Der November ist im Ural traditionell sehr kalt und schneereich. Aber der Klimawechsel hat den kleinen Ziegen nichts ausgemacht. Die Firma UGMK-Agro hat extra einen ihrer Höfe umgebaut und für die Zugeszogenen neue Ställe mit Wärme-Ventilatoren eingerichtet. Diese halten die Innentemperatur konstant bei angenehmen 11 bis 14°C. Und schon ein halbes Jahr später gab es den ersten Nachwuchs - und mit ihm auch die erste französische Ziegenmilch im Ural. Aus ihr machen die Bauern vor Ort nun russische Analogs französischer Weichkäsesorten wie Bûche de Chèvre, Camambert und viele andere.

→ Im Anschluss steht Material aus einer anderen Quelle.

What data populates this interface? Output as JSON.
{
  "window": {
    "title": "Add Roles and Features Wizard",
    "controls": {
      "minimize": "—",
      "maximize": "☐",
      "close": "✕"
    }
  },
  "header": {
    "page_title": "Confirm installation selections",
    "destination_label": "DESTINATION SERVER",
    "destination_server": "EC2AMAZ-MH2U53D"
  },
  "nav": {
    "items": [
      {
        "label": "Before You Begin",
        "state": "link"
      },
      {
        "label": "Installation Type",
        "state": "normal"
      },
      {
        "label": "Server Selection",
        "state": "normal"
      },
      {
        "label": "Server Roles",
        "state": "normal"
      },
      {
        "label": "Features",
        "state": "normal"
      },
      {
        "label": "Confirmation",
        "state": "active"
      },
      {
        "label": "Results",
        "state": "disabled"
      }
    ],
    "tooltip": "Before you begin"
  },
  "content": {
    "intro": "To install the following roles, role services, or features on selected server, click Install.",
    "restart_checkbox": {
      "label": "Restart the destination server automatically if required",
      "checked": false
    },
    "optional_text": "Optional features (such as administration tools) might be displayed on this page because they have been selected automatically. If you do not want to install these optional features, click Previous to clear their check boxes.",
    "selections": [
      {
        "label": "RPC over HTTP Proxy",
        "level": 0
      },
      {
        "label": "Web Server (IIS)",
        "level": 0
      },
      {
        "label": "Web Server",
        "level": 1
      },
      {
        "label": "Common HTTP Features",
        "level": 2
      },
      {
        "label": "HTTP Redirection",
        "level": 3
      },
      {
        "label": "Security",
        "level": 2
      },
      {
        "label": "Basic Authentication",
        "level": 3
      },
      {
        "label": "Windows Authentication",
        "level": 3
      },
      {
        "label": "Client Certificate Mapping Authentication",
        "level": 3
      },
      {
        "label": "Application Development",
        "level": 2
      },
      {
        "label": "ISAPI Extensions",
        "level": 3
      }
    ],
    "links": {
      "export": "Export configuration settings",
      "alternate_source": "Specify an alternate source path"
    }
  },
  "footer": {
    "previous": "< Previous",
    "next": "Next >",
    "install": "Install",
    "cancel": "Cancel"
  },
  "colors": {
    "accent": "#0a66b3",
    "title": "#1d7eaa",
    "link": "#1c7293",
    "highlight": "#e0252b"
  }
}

Ziegen-Chef Ilja Bondarjew / UGMK-AgroZiegen-Chef Ilja Bondarjew / UGMK-Agro

Geschäft unter Sanktionen

Die Wahl fiel aus zwei Gründen auf qualitativ hochwertigen französischen Schimmelkäse, wie Ilja Bondarjew, Generaldirektor der UGMK-Agro, erläutert. Erstens gebe es mittlerweile in Russland schon genügend Produzenten von Hartkäsesorten. Außerdem seien die Frischkäsearten wegen ihrer kurzen Haltbarkeitszeiten auch vor Einführung der Sanktionen nie wirklich bis in den Ural gelangt, darum würde selbst eine mögliche Aufhebung der Beschränkungen in der Zukunft das Unternehmen nicht durch eine wiederkehrende Konkurrenz durch europäische Firmen gefährden.
 
Auch die Wahl der Ziegen war natürlich nicht zufällig: "In Russland befindet sich diese Branche noch im Entwicklungsstadium. Erst kürzlich hat man erkannt, dass sie dringend staatliche Unterstützung benötigt", so Bondarjew. "Außerdem ist Ziegenmilch hyperallergen und auch für diejenigen verträglich, die auf Kuhmilch allergisch reagieren. Wir haben diese Nische entdeckt und sind direkt hineingeschlüpft."
 
Bevor Bondarjews Firma sich für einen Geschäftspartner entschied, studierten sie die Struktur der Herden und die Kultur der Ziegenhaltung in Europa. "Wir haben gesehen, dass, obwohl es in Frankreich gar nicht so viele Ziegen gibt, der prozentuale Anteil der Ziegenmilch an der Milch, die zur Weiterverarbeitung geschickt wird, sehr hoch ist", sagt der Firmenchef.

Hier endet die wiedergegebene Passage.